Can someone help me understand what could be the issue? I am looking for solution where I don't need to unplug and plug the USB and probably without running fsck and bunch of other commands. Because I need to this on multiple devices with multiple mount programmatically

1
  • I think you are confused about the syntax of umount. if given multiple paths umount will unmount the filesytem mounted to each of those paths in sequence. The source device isn't involved unless maybe it can be found in fstab and converted.
    – davolfman
    Commented Jul 29 at 23:48

1 Answer 1

2
[1050345.504717] sd 12:0:0:0: [sdm] tag#24 FAILED Result: hostbyte=DID_OK driverbyte=DRIVER_OK cmd_age=39s

Your drive is failing. Probably it hits a bad block or something and the controller errors out and the drive goes offline and can't be read. By unplugging it from usb and plugging it back in, you are power cycling the drive and resetting the controller, after which it will work again for a while until it errors out again.
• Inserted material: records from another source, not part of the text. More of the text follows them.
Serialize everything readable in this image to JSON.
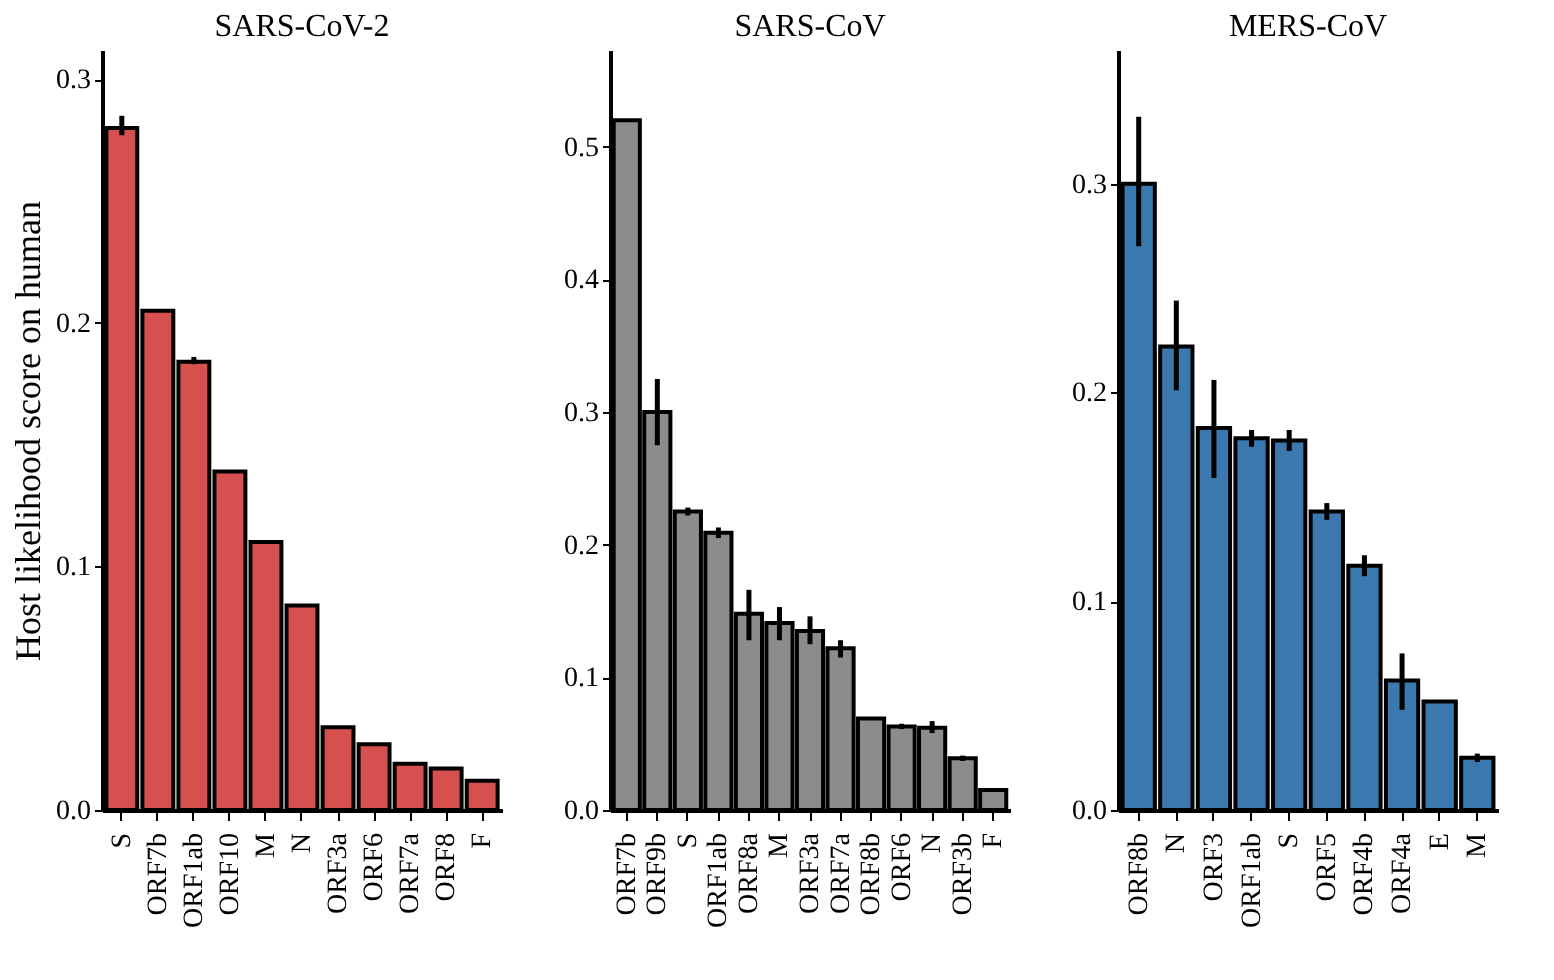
{
  "chart_data": [
    {
      "type": "bar",
      "title": "SARS-CoV-2",
      "ylabel": "Host likelihood score on human",
      "categories": [
        "S",
        "ORF7b",
        "ORF1ab",
        "ORF10",
        "M",
        "N",
        "ORF3a",
        "ORF6",
        "ORF7a",
        "ORF8",
        "F"
      ],
      "series": [
        {
          "color": "#d65050",
          "values": [
            0.28,
            0.205,
            0.184,
            0.139,
            0.11,
            0.084,
            0.034,
            0.027,
            0.019,
            0.017,
            0.012
          ],
          "errors": [
            [
              0.277,
              0.285
            ],
            null,
            [
              0.183,
              0.186
            ],
            null,
            null,
            null,
            null,
            null,
            null,
            null,
            null
          ]
        }
      ],
      "ylim": [
        0,
        0.312
      ],
      "yticks": [
        {
          "value": 0,
          "label": "0.0"
        },
        {
          "value": 0.1,
          "label": "0.1"
        },
        {
          "value": 0.2,
          "label": "0.2"
        },
        {
          "value": 0.3,
          "label": "0.3"
        }
      ],
      "grid": false
    },
    {
      "type": "bar",
      "title": "SARS-CoV",
      "categories": [
        "ORF7b",
        "ORF9b",
        "S",
        "ORF1ab",
        "ORF8a",
        "M",
        "ORF3a",
        "ORF7a",
        "ORF8b",
        "ORF6",
        "N",
        "ORF3b",
        "F"
      ],
      "series": [
        {
          "color": "#8c8c8c",
          "values": [
            0.52,
            0.3,
            0.225,
            0.209,
            0.148,
            0.141,
            0.135,
            0.122,
            0.069,
            0.063,
            0.062,
            0.039,
            0.015
          ],
          "errors": [
            null,
            [
              0.275,
              0.325
            ],
            [
              0.222,
              0.228
            ],
            [
              0.205,
              0.213
            ],
            [
              0.128,
              0.166
            ],
            [
              0.128,
              0.153
            ],
            [
              0.125,
              0.146
            ],
            [
              0.115,
              0.128
            ],
            null,
            [
              0.061,
              0.065
            ],
            [
              0.058,
              0.067
            ],
            [
              0.037,
              0.041
            ],
            null
          ]
        }
      ],
      "ylim": [
        0,
        0.573
      ],
      "yticks": [
        {
          "value": 0,
          "label": "0.0"
        },
        {
          "value": 0.1,
          "label": "0.1"
        },
        {
          "value": 0.2,
          "label": "0.2"
        },
        {
          "value": 0.3,
          "label": "0.3"
        },
        {
          "value": 0.4,
          "label": "0.4"
        },
        {
          "value": 0.5,
          "label": "0.5"
        }
      ],
      "grid": false
    },
    {
      "type": "bar",
      "title": "MERS-CoV",
      "categories": [
        "ORF8b",
        "N",
        "ORF3",
        "ORF1ab",
        "S",
        "ORF5",
        "ORF4b",
        "ORF4a",
        "E",
        "M"
      ],
      "series": [
        {
          "color": "#3a78ae",
          "values": [
            0.3,
            0.222,
            0.183,
            0.178,
            0.177,
            0.143,
            0.117,
            0.062,
            0.052,
            0.025
          ],
          "errors": [
            [
              0.27,
              0.332
            ],
            [
              0.201,
              0.244
            ],
            [
              0.159,
              0.206
            ],
            [
              0.174,
              0.182
            ],
            [
              0.172,
              0.182
            ],
            [
              0.139,
              0.147
            ],
            [
              0.112,
              0.122
            ],
            [
              0.048,
              0.075
            ],
            null,
            [
              0.023,
              0.027
            ]
          ]
        }
      ],
      "ylim": [
        0,
        0.364
      ],
      "yticks": [
        {
          "value": 0,
          "label": "0.0"
        },
        {
          "value": 0.1,
          "label": "0.1"
        },
        {
          "value": 0.2,
          "label": "0.2"
        },
        {
          "value": 0.3,
          "label": "0.3"
        }
      ],
      "grid": false
    }
  ]
}
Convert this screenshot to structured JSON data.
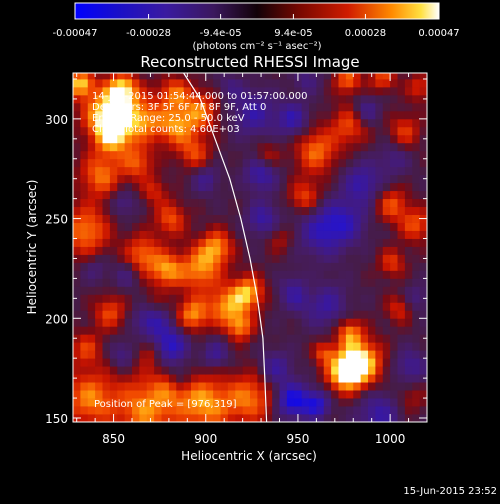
{
  "colorbar": {
    "tick_labels": [
      "-0.00047",
      "-0.00028",
      "-9.4e-05",
      "9.4e-05",
      "0.00028",
      "0.00047"
    ],
    "tick_values": [
      -0.00047,
      -0.00028,
      -9.4e-05,
      9.4e-05,
      0.00028,
      0.00047
    ],
    "range": [
      -0.00047,
      0.00047
    ],
    "units_label": "(photons cm⁻² s⁻¹ asec⁻²)"
  },
  "timestamp": "15-Jun-2015 23:52",
  "chart_data": {
    "type": "heatmap",
    "title": "Reconstructed RHESSI Image",
    "xlabel": "Heliocentric X (arcsec)",
    "ylabel": "Heliocentric Y (arcsec)",
    "xlim": [
      828,
      1020
    ],
    "ylim": [
      148,
      323
    ],
    "x_ticks": [
      850,
      900,
      950,
      1000
    ],
    "y_ticks": [
      150,
      200,
      250,
      300
    ],
    "x_tick_labels": [
      "850",
      "900",
      "950",
      "1000"
    ],
    "y_tick_labels": [
      "150",
      "200",
      "250",
      "300"
    ],
    "annotations": [
      "14-Jun-2015 01:54:44.000 to 01:57:00.000",
      "Detectors: 3F 5F 6F 7F 8F 9F, Att 0",
      "Energy Range: 25.0 - 50.0 keV",
      "Clean    Total counts: 4.60E+03"
    ],
    "peak_label": "Position of Peak = [976,319]",
    "peak_position": [
      976,
      319
    ],
    "limb_curve": [
      [
        888,
        323
      ],
      [
        897,
        310
      ],
      [
        905,
        290
      ],
      [
        913,
        270
      ],
      [
        919,
        250
      ],
      [
        924,
        230
      ],
      [
        928,
        210
      ],
      [
        931,
        190
      ],
      [
        932,
        170
      ],
      [
        933,
        148
      ]
    ],
    "cells": {
      "x0": 828,
      "y0": 148,
      "dx": 4,
      "dy": 4,
      "cols": 48,
      "rows": 44,
      "blobs": [
        [
          846,
          303,
          9,
          0.00042
        ],
        [
          855,
          315,
          6,
          0.0004
        ],
        [
          832,
          318,
          5,
          0.0004
        ],
        [
          850,
          292,
          7,
          0.00036
        ],
        [
          866,
          300,
          8,
          0.00033
        ],
        [
          884,
          296,
          7,
          0.00031
        ],
        [
          883,
          313,
          6,
          0.00028
        ],
        [
          897,
          304,
          7,
          0.0003
        ],
        [
          843,
          272,
          8,
          0.0003
        ],
        [
          863,
          278,
          6,
          0.00026
        ],
        [
          894,
          283,
          6,
          0.00024
        ],
        [
          835,
          244,
          9,
          0.00032
        ],
        [
          866,
          232,
          7,
          0.0003
        ],
        [
          879,
          224,
          6,
          0.00033
        ],
        [
          881,
          250,
          6,
          0.00026
        ],
        [
          897,
          225,
          8,
          0.00034
        ],
        [
          906,
          236,
          6,
          0.00031
        ],
        [
          893,
          202,
          6,
          0.00034
        ],
        [
          911,
          206,
          7,
          0.00033
        ],
        [
          923,
          213,
          6,
          0.00038
        ],
        [
          919,
          196,
          5,
          0.0003
        ],
        [
          848,
          203,
          6,
          0.00025
        ],
        [
          835,
          185,
          6,
          0.00022
        ],
        [
          870,
          183,
          5,
          0.0002
        ],
        [
          868,
          155,
          12,
          0.00034
        ],
        [
          900,
          157,
          10,
          0.00035
        ],
        [
          924,
          160,
          9,
          0.0003
        ],
        [
          837,
          160,
          10,
          0.00032
        ],
        [
          884,
          168,
          7,
          0.00024
        ],
        [
          984,
          178,
          8,
          0.00047
        ],
        [
          975,
          173,
          7,
          0.0004
        ],
        [
          978,
          193,
          5,
          0.0003
        ],
        [
          964,
          183,
          4,
          0.00022
        ],
        [
          960,
          284,
          8,
          0.0003
        ],
        [
          978,
          297,
          7,
          0.00025
        ],
        [
          954,
          261,
          6,
          0.00025
        ],
        [
          1001,
          257,
          6,
          0.00026
        ],
        [
          1008,
          294,
          6,
          0.00022
        ],
        [
          1014,
          247,
          6,
          0.00026
        ],
        [
          1001,
          228,
          5,
          0.00022
        ],
        [
          1005,
          205,
          5,
          0.0002
        ],
        [
          933,
          281,
          5,
          0.00018
        ],
        [
          977,
          320,
          5,
          0.0003
        ],
        [
          996,
          321,
          5,
          0.00025
        ],
        [
          1016,
          316,
          5,
          0.0002
        ],
        [
          940,
          240,
          5,
          0.00014
        ],
        [
          1011,
          160,
          6,
          0.00012
        ],
        [
          871,
          207,
          5,
          0.00014
        ],
        [
          872,
          264,
          5,
          0.00018
        ],
        [
          956,
          215,
          5,
          0.0001
        ],
        [
          880,
          186,
          7,
          -0.00035
        ],
        [
          870,
          200,
          6,
          -0.00028
        ],
        [
          886,
          170,
          5,
          -0.0003
        ],
        [
          947,
          159,
          6,
          -0.0004
        ],
        [
          960,
          157,
          5,
          -0.00034
        ],
        [
          938,
          175,
          6,
          -0.00022
        ],
        [
          930,
          273,
          6,
          -0.00028
        ],
        [
          931,
          250,
          6,
          -0.00024
        ],
        [
          926,
          303,
          8,
          -0.00024
        ],
        [
          947,
          300,
          6,
          -0.00026
        ],
        [
          963,
          244,
          9,
          -0.00026
        ],
        [
          976,
          249,
          8,
          -0.00022
        ],
        [
          985,
          268,
          7,
          -0.00025
        ],
        [
          965,
          207,
          8,
          -0.00022
        ],
        [
          949,
          213,
          6,
          -0.00024
        ],
        [
          994,
          152,
          8,
          -0.00024
        ],
        [
          1011,
          176,
          6,
          -0.0002
        ],
        [
          1002,
          280,
          6,
          -0.00014
        ],
        [
          1014,
          210,
          5,
          -0.00014
        ],
        [
          987,
          304,
          5,
          -0.0002
        ],
        [
          955,
          320,
          5,
          -0.00014
        ],
        [
          900,
          270,
          5,
          -0.00018
        ],
        [
          855,
          258,
          5,
          -0.00016
        ],
        [
          857,
          222,
          5,
          -0.00014
        ],
        [
          840,
          225,
          5,
          -0.00012
        ],
        [
          913,
          316,
          5,
          -0.00012
        ],
        [
          855,
          182,
          5,
          -0.00016
        ],
        [
          905,
          182,
          5,
          -0.0002
        ]
      ]
    }
  }
}
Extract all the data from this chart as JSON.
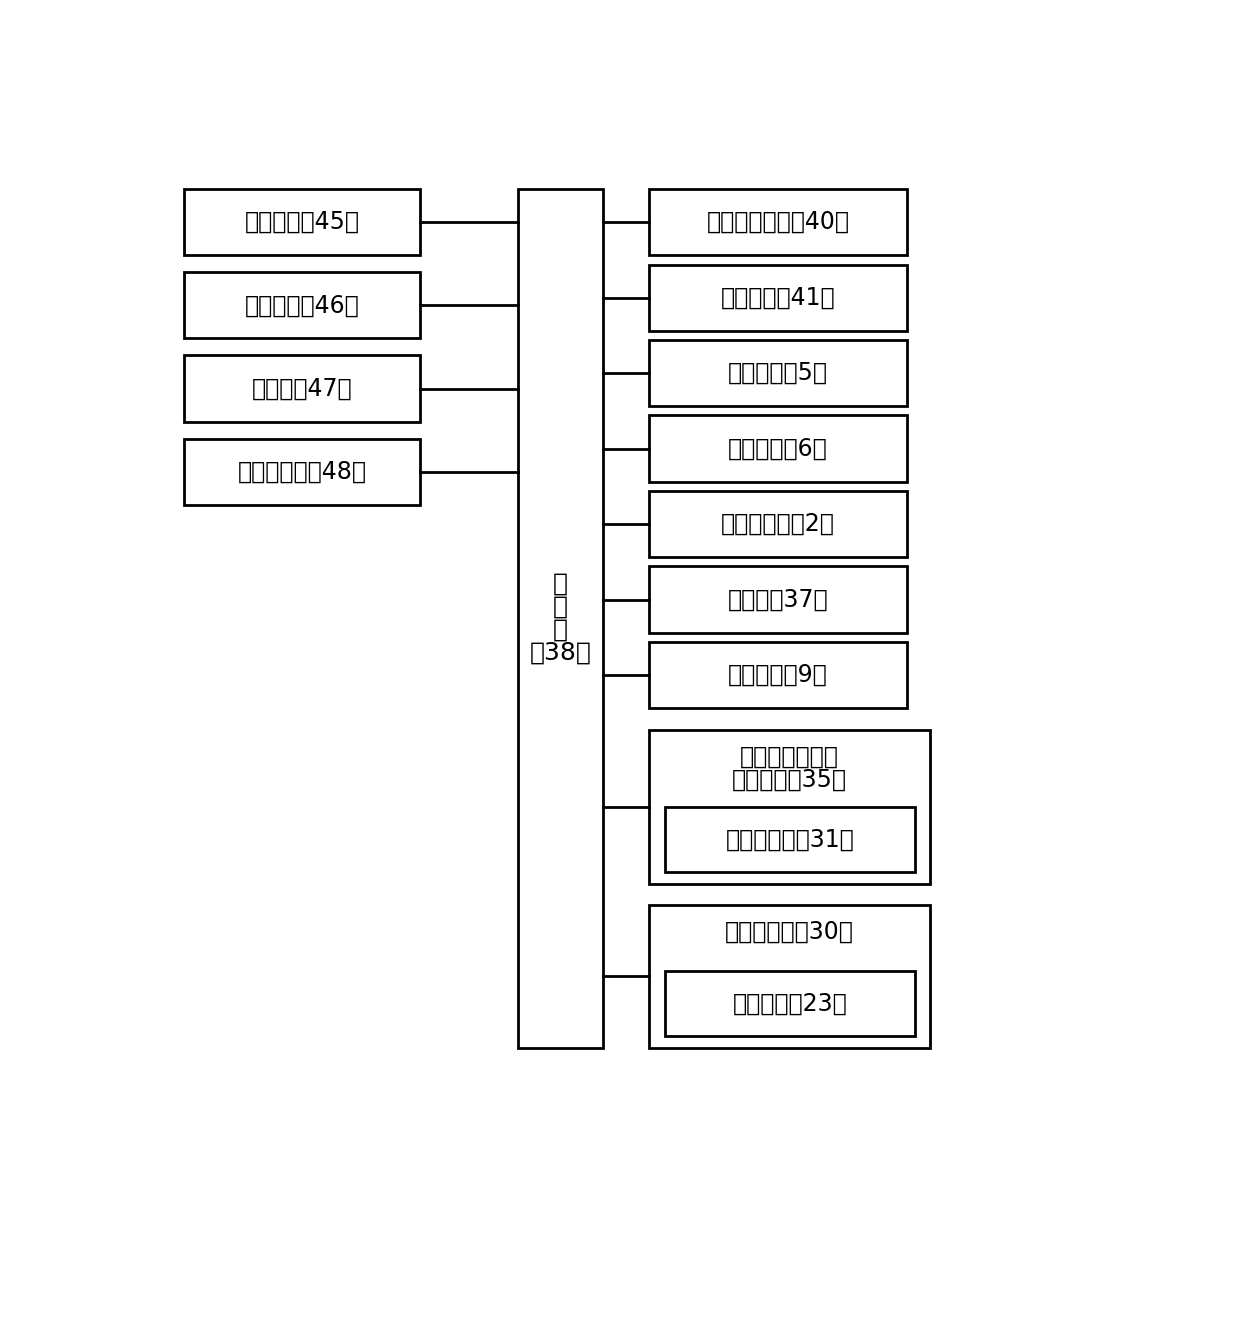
{
  "bg_color": "#ffffff",
  "box_stroke": "#000000",
  "box_fill": "#ffffff",
  "line_color": "#000000",
  "left_boxes": [
    "监控平台（45）",
    "无线模块（46）",
    "摄像头（47）",
    "气味传感器（48）"
  ],
  "center_box_lines": [
    "控",
    "制",
    "器",
    "（38）"
  ],
  "right_boxes_simple": [
    "轨道运行电机（40）",
    "提升气缸（41）",
    "一号电机（5）",
    "一号气缸（6）",
    "圈转动机构（2）",
    "电控锁（37）",
    "二号气缸（9）"
  ],
  "right_group1_outer_line1": "污泥上浮高度检",
  "right_group1_outer_line2": "测传感器（35）",
  "right_group1_inner": "测距传感器（31）",
  "right_group2_outer": "管转动机构（30）",
  "right_group2_inner": "二号电机（23）"
}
Note that removing the mount point directory and recreating it doesn't make any difference, and removing it with rm -rf is very dangerous, as if you get this step in the wrong order or make a typo in the directory name you could irrecoverably destroy something. If the mount point is an empty directory like it should be, rmdir /mnt should work without the danger.

Also note that rm -f suppresses errors, so if there's actually something wrong, you won't find out about it, making this command not just dangerous and useless, but also unhelpful.

2
  • Thanks for the response. So, if the drive has no bad block, mount and umount will work without recreating and removing directory? Commented Jul 30 at 15:23
  • Removing the directory is unnecessary. Creating the directory has to be done at least once. :) /mnt is usually created by default at system install and is frequently used for temporary manual mounts. I would never use /mnt for permanent mounts.